A second effect is on-demand tool discovery: instead of loading all tool definitions in advance, the agent can browse the available MCP servers and their functions like a module directory and import only those actually needed. This keeps the up-front overhead small, even when hundreds of tools are theoretically available.

Example with numbers

A simplified calculation illustrates the lever. Assume an agent is to identify the top customers from a CRM and enrich them with order data. The figures are illustrative and serve to convey orders of magnitude, not as a benchmark.

The decisive item is not the up-front load, but the intermediate results: they are processed in code and occupy no model context. This is precisely where the lever lies. The larger the volumes of data and the more iterations, the greater the difference. For a simple single query, by contrast, the calculation reverses - the overhead of generating and executing a program exceeds the benefit.

When it makes sense - and when it does not

Code execution is an optimisation, not a standard pattern for everything. It fits data-intensive, recurring multi-tool workflows. For simple, one-off actions, direct tool calls remain faster, cheaper and more transparent - the trace shows every step directly, without the detour via generated code.

Security: the sandbox is mandatory

The biggest difference compared with classic tool calls is security-relevant: in the code execution pattern, the system runs executable code generated by a language model. This is an attack surface in its own right. For MCP, as of 2026 a deliberately optimistic trust model is documented, which equates syntactic correctness with semantic safety - along with concrete attack classes: indirect prompt injection via server descriptions, tool poisoning (Invariant Labs PoC, March 2025), look-alike server squatting and CyberArk's full-schema poisoning, in which every part of a tool schema can be an injection vector. Hardening is explicitly the operator's task here.

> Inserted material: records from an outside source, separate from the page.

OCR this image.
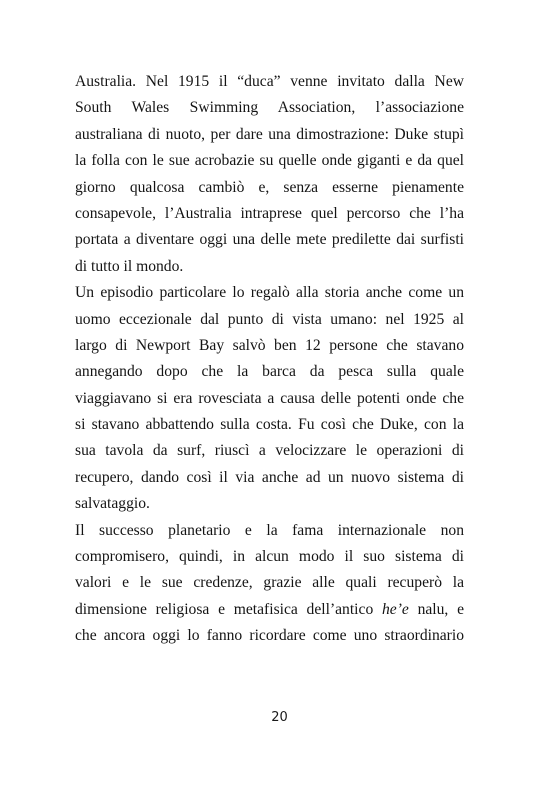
Australia. Nel 1915 il “duca” venne invitato dalla New
South Wales Swimming Association, l’associazione
australiana di nuoto, per dare una dimostrazione: Duke stupì
la folla con le sue acrobazie su quelle onde giganti e da quel
giorno qualcosa cambiò e, senza esserne pienamente
consapevole, l’Australia intraprese quel percorso che l’ha
portata a diventare oggi una delle mete predilette dai surfisti
di tutto il mondo.
Un episodio particolare lo regalò alla storia anche come un
uomo eccezionale dal punto di vista umano: nel 1925 al
largo di Newport Bay salvò ben 12 persone che stavano
annegando dopo che la barca da pesca sulla quale
viaggiavano si era rovesciata a causa delle potenti onde che
si stavano abbattendo sulla costa. Fu così che Duke, con la
sua tavola da surf, riuscì a velocizzare le operazioni di
recupero, dando così il via anche ad un nuovo sistema di
salvataggio.
Il successo planetario e la fama internazionale non
compromisero, quindi, in alcun modo il suo sistema di
valori e le sue credenze, grazie alle quali recuperò la
dimensione religiosa e metafisica dell’antico he’e nalu, e
che ancora oggi lo fanno ricordare come uno straordinario
20
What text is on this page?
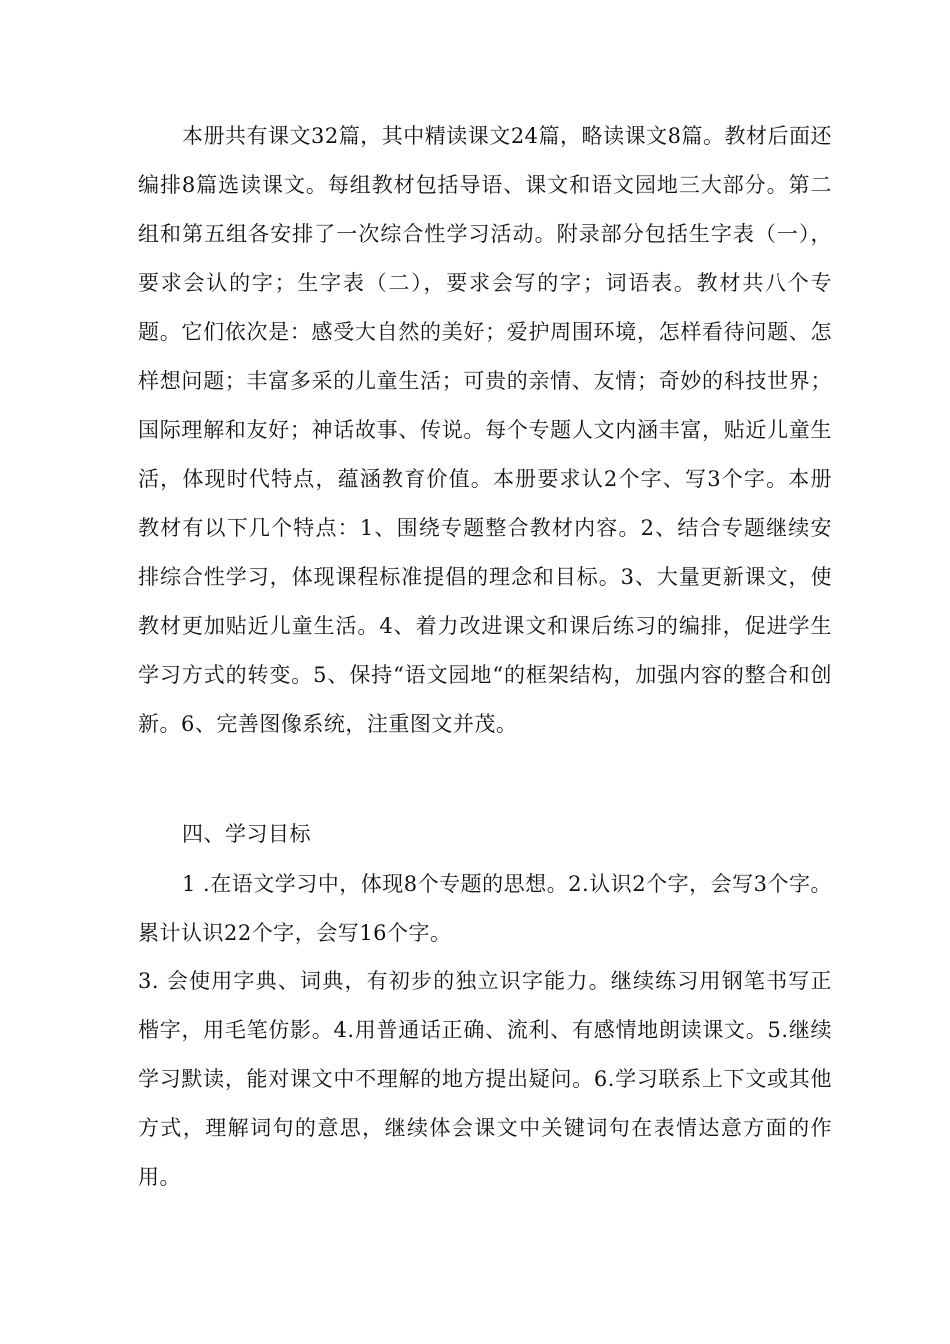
本册共有课文32篇，其中精读课文24篇，略读课文8篇。教材后面还编排8篇选读课文。每组教材包括导语、课文和语文园地三大部分。第二组和第五组各安排了一次综合性学习活动。附录部分包括生字表（一），要求会认的字；生字表（二），要求会写的字；词语表。教材共八个专题。它们依次是：感受大自然的美好；爱护周围环境，怎样看待问题、怎样想问题；丰富多采的儿童生活；可贵的亲情、友情；奇妙的科技世界；国际理解和友好；神话故事、传说。每个专题人文内涵丰富，贴近儿童生活，体现时代特点，蕴涵教育价值。本册要求认2个字、写3个字。本册教材有以下几个特点：1、围绕专题整合教材内容。2、结合专题继续安排综合性学习，体现课程标准提倡的理念和目标。3、大量更新课文，使教材更加贴近儿童生活。4、着力改进课文和课后练习的编排，促进学生学习方式的转变。5、保持“语文园地“的框架结构，加强内容的整合和创新。6、完善图像系统，注重图文并茂。

四、学习目标

1 .在语文学习中，体现8个专题的思想。2.认识2个字，会写3个字。累计认识22个字，会写16个字。

3. 会使用字典、词典，有初步的独立识字能力。继续练习用钢笔书写正楷字，用毛笔仿影。4.用普通话正确、流利、有感情地朗读课文。5.继续学习默读，能对课文中不理解的地方提出疑问。6.学习联系上下文或其他方式，理解词句的意思，继续体会课文中关键词句在表情达意方面的作用。
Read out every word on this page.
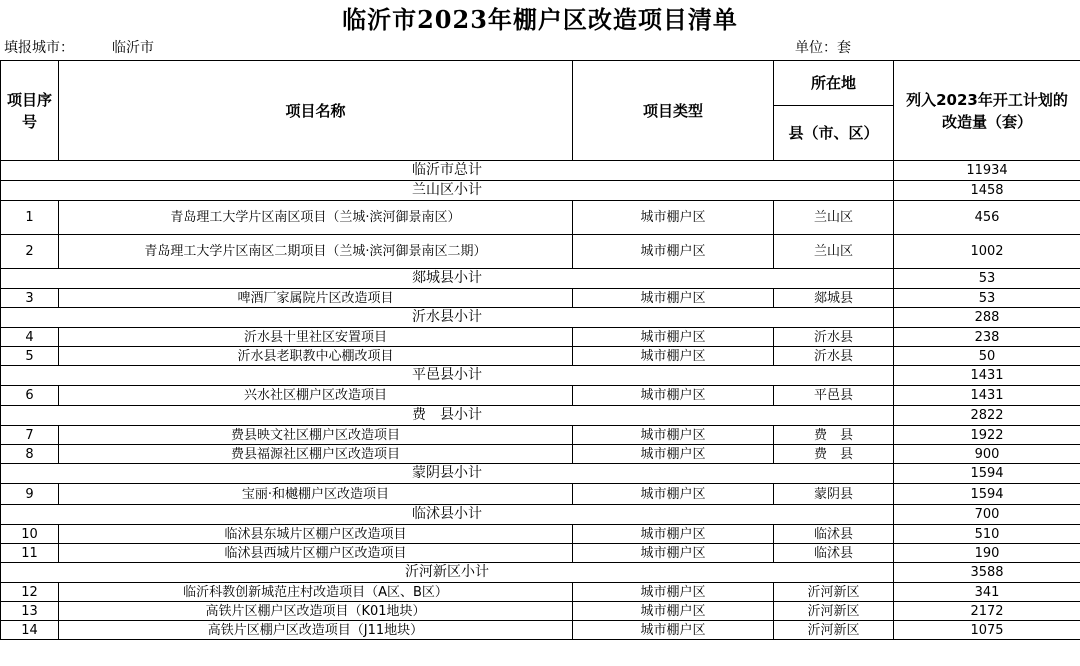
临沂市2023年棚户区改造项目清单
填报城市：	临沂市	单位：套
项目序号	项目名称	项目类型	所在地	列入2023年开工计划的改造量（套）
			县（市、区）	
临沂市总计				11934
兰山区小计				1458
1	青岛理工大学片区南区项目（兰城·滨河御景南区）	城市棚户区	兰山区	456
2	青岛理工大学片区南区二期项目（兰城·滨河御景南区二期）	城市棚户区	兰山区	1002
郯城县小计				53
3	啤酒厂家属院片区改造项目	城市棚户区	郯城县	53
沂水县小计				288
4	沂水县十里社区安置项目	城市棚户区	沂水县	238
5	沂水县老职教中心棚改项目	城市棚户区	沂水县	50
平邑县小计				1431
6	兴水社区棚户区改造项目	城市棚户区	平邑县	1431
费　县小计				2822
7	费县映文社区棚户区改造项目	城市棚户区	费　县	1922
8	费县福源社区棚户区改造项目	城市棚户区	费　县	900
蒙阴县小计				1594
9	宝丽·和樾棚户区改造项目	城市棚户区	蒙阴县	1594
临沭县小计				700
10	临沭县东城片区棚户区改造项目	城市棚户区	临沭县	510
11	临沭县西城片区棚户区改造项目	城市棚户区	临沭县	190
沂河新区小计				3588
12	临沂科教创新城范庄村改造项目（A区、B区）	城市棚户区	沂河新区	341
13	高铁片区棚户区改造项目（K01地块）	城市棚户区	沂河新区	2172
14	高铁片区棚户区改造项目（J11地块）	城市棚户区	沂河新区	1075
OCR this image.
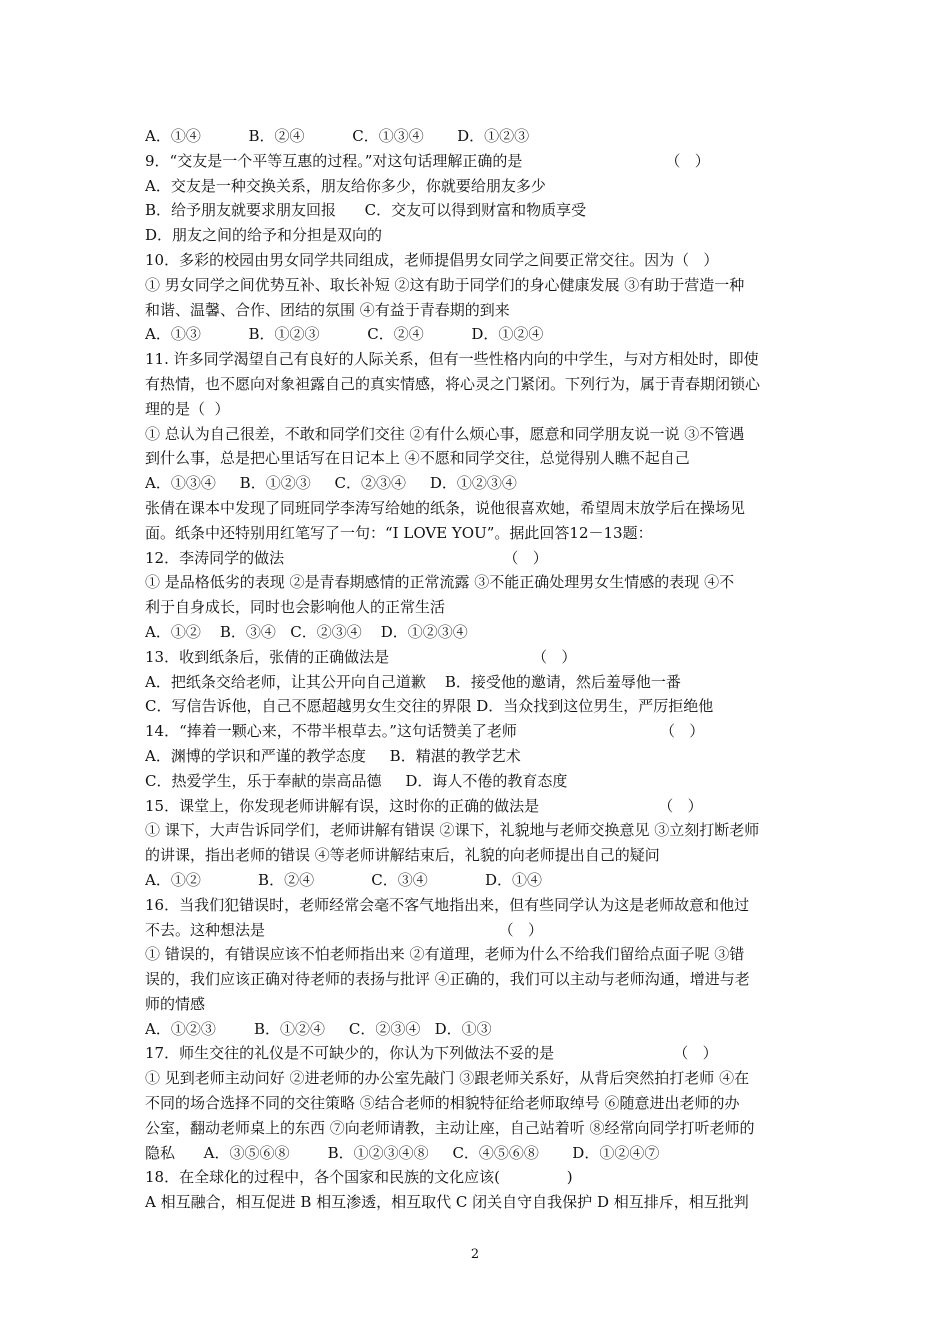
A．①④          B．②④          C．①③④       D．①②③
9．“交友是一个平等互惠的过程。”对这句话理解正确的是                              （   ）
A．交友是一种交换关系，朋友给你多少，你就要给朋友多少
B．给予朋友就要求朋友回报      C．交友可以得到财富和物质享受
D．朋友之间的给予和分担是双向的
10．多彩的校园由男女同学共同组成，老师提倡男女同学之间要正常交往。因为（   ）
① 男女同学之间优势互补、取长补短 ②这有助于同学们的身心健康发展 ③有助于营造一种
和谐、温馨、合作、团结的氛围 ④有益于青春期的到来
A．①③          B．①②③          C．②④          D．①②④
11. 许多同学渴望自己有良好的人际关系，但有一些性格内向的中学生，与对方相处时，即使
有热情，也不愿向对象袒露自己的真实情感，将心灵之门紧闭。下列行为，属于青春期闭锁心
理的是（  ）
① 总认为自己很差，不敢和同学们交往 ②有什么烦心事，愿意和同学朋友说一说 ③不管遇
到什么事，总是把心里话写在日记本上 ④不愿和同学交往，总觉得别人瞧不起自己
A．①③④     B．①②③     C．②③④     D．①②③④
张倩在课本中发现了同班同学李涛写给她的纸条，说他很喜欢她，希望周末放学后在操场见
面。纸条中还特别用红笔写了一句：“I LOVE YOU”。据此回答12－13题：
12．李涛同学的做法                                              （   ）
① 是品格低劣的表现 ②是青春期感情的正常流露 ③不能正确处理男女生情感的表现 ④不
利于自身成长，同时也会影响他人的正常生活
A．①②    B．③④   C．②③④    D．①②③④
13．收到纸条后，张倩的正确做法是                              （   ）
A．把纸条交给老师，让其公开向自己道歉    B．接受他的邀请，然后羞辱他一番
C．写信告诉他，自己不愿超越男女生交往的界限 D．当众找到这位男生，严厉拒绝他
14．“捧着一颗心来，不带半根草去。”这句话赞美了老师                              （   ）
A．渊博的学识和严谨的教学态度     B．精湛的教学艺术
C．热爱学生，乐于奉献的崇高品德     D．诲人不倦的教育态度
15．课堂上，你发现老师讲解有误，这时你的正确的做法是                         （   ）
① 课下，大声告诉同学们，老师讲解有错误 ②课下，礼貌地与老师交换意见 ③立刻打断老师
的讲课，指出老师的错误 ④等老师讲解结束后，礼貌的向老师提出自己的疑问
A．①②            B．②④            C．③④            D．①④
16．当我们犯错误时，老师经常会毫不客气地指出来，但有些同学认为这是老师故意和他过
不去。这种想法是                                                 （   ）
① 错误的，有错误应该不怕老师指出来 ②有道理，老师为什么不给我们留给点面子呢 ③错
误的，我们应该正确对待老师的表扬与批评 ④正确的，我们可以主动与老师沟通，增进与老
师的情感
A．①②③        B．①②④     C．②③④   D．①③
17．师生交往的礼仪是不可缺少的，你认为下列做法不妥的是                         （   ）
① 见到老师主动问好 ②进老师的办公室先敲门 ③跟老师关系好，从背后突然拍打老师 ④在
不同的场合选择不同的交往策略 ⑤结合老师的相貌特征给老师取绰号 ⑥随意进出老师的办
公室，翻动老师桌上的东西 ⑦向老师请教，主动让座，自己站着听 ⑧经常向同学打听老师的
隐私      A．③⑤⑥⑧        B．①②③④⑧     C．④⑤⑥⑧       D．①②④⑦
18．在全球化的过程中，各个国家和民族的文化应该(              )
A 相互融合，相互促进 B 相互渗透，相互取代 C 闭关自守自我保护 D 相互排斥，相互批判
2
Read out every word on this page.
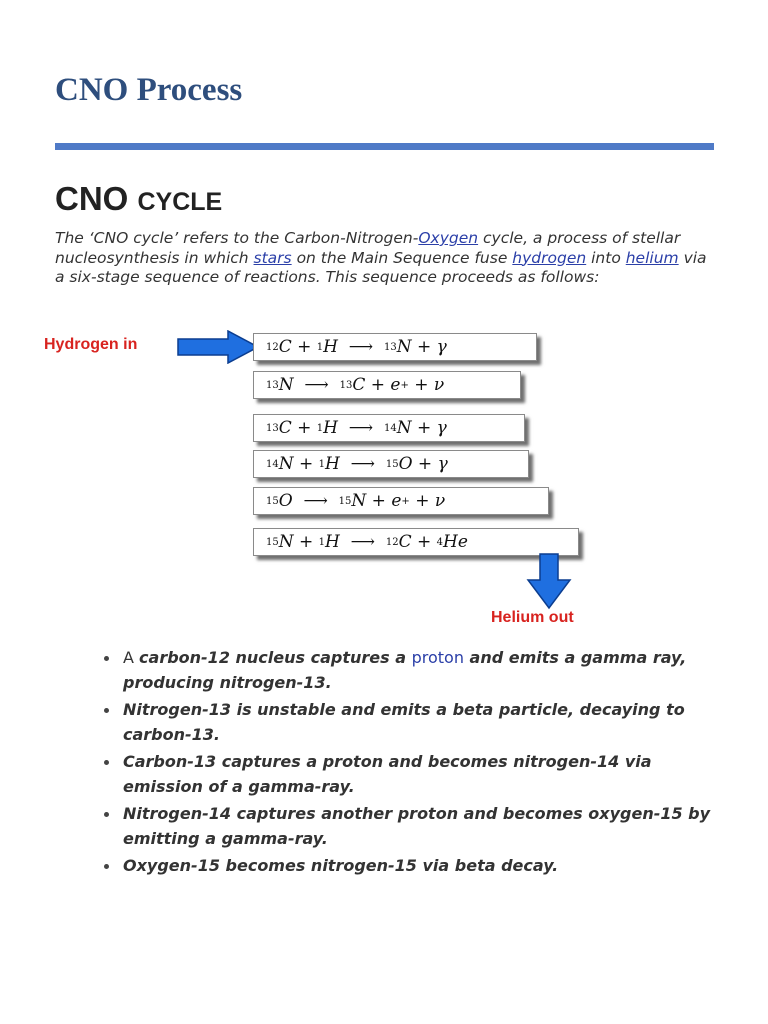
CNO Process
CNO CYCLE

The ‘CNO cycle’ refers to the Carbon-Nitrogen-Oxygen cycle, a process of stellar nucleosynthesis in which stars on the Main Sequence fuse hydrogen into helium via a six-stage sequence of reactions. This sequence proceeds as follows:

Hydrogen in	12 C + 1 H  ⟶ 13 N + γ
13 N  ⟶ 13 C + e + + ν
13 C + 1 H  ⟶ 14 N + γ
14 N + 1 H  ⟶ 15 O + γ
15 O  ⟶ 15 N + e + + ν
15 N + 1 H  ⟶ 12 C + 4 He
Helium out
A carbon-12 nucleus captures a proton and emits a gamma ray, producing nitrogen-13.
Nitrogen-13 is unstable and emits a beta particle, decaying to carbon-13.
Carbon-13 captures a proton and becomes nitrogen-14 via emission of a gamma-ray.
Nitrogen-14 captures another proton and becomes oxygen-15 by emitting a gamma-ray.
Oxygen-15 becomes nitrogen-15 via beta decay.
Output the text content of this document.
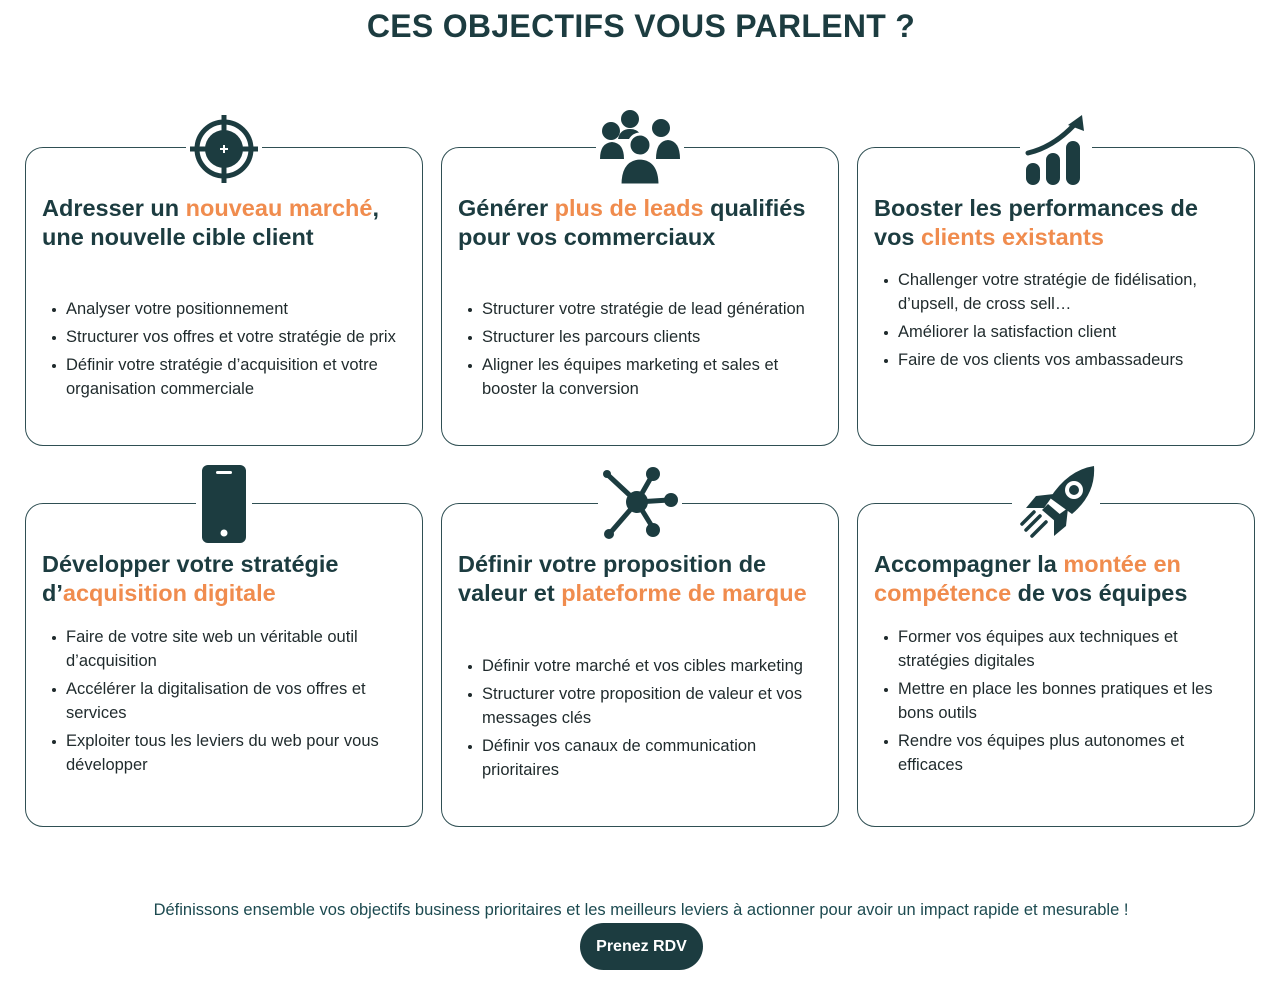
CES OBJECTIFS VOUS PARLENT ?
Adresser un nouveau marché, une nouvelle cible client
Analyser votre positionnement
Structurer vos offres et votre stratégie de prix
Définir votre stratégie d’acquisition et votre organisation commerciale
Générer plus de leads qualifiés pour vos commerciaux
Structurer votre stratégie de lead génération
Structurer les parcours clients
Aligner les équipes marketing et sales et booster la conversion
Booster les performances de vos clients existants
Challenger votre stratégie de fidélisation, d’upsell, de cross sell…
Améliorer la satisfaction client
Faire de vos clients vos ambassadeurs
Développer votre stratégie d’acquisition digitale
Faire de votre site web un véritable outil d’acquisition
Accélérer la digitalisation de vos offres et services
Exploiter tous les leviers du web pour vous développer
Définir votre proposition de valeur et plateforme de marque
Définir votre marché et vos cibles marketing
Structurer votre proposition de valeur et vos messages clés
Définir vos canaux de communication prioritaires
Accompagner la montée en compétence de vos équipes
Former vos équipes aux techniques et stratégies digitales
Mettre en place les bonnes pratiques et les bons outils
Rendre vos équipes plus autonomes et efficaces

Définissons ensemble vos objectifs business prioritaires et les meilleurs leviers à actionner pour avoir un impact rapide et mesurable !

Prenez RDV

For code execution, this means concretely:

• Isolated sandbox. The generated code runs in a sealed-off runtime environment without broad file and network access, with resource and time limits against infinite loops and resource exhaustion.
• Scope-limited tokens. MCP servers behind OAuth 2.1 (since the April 2025 spec) with the minimum necessary permissions - the code gets access only to what the task requires.
• Least privilege and no autonomous installation. Agents must not load or install MCP servers from untrusted registries on their own.
• Complete audit logging. Every tool call from the sandbox code is logged. In DACH contexts, this is at the same time a compliance requirement, not just engineering practice - end-to-end trace, model versions pinned, correlation via a trace ID.

Anyone running executable model code without these protective layers trades token efficiency for a considerable security and data-protection risk - a no-go in regulated DACH industries.

For agencies and B2B decision-makers

For DACH agencies and AI vendors building products, code execution with MCP is the direct lever on the unit economics of agentic products. Those running multi-tenant services - such as SEO, newsletter or research agents - pay per run in tokens; the code execution pattern measurably lowers these costs for data-intensive workflows and at the same time reduces latency, which improves perceived product quality. The practical starting point: review existing MCP-based agents to identify which workflows run through many tools and large intermediate results, switch precisely those over to code execution - and build in sandbox, OAuth 2.1 scopes and audit logging from day one. For B2B decision-makers, the rule is: the pattern is an architectural decision per workflow, not a platform switch. It builds on the already established MCP standard and can be introduced step by step, without discarding the existing tool integration.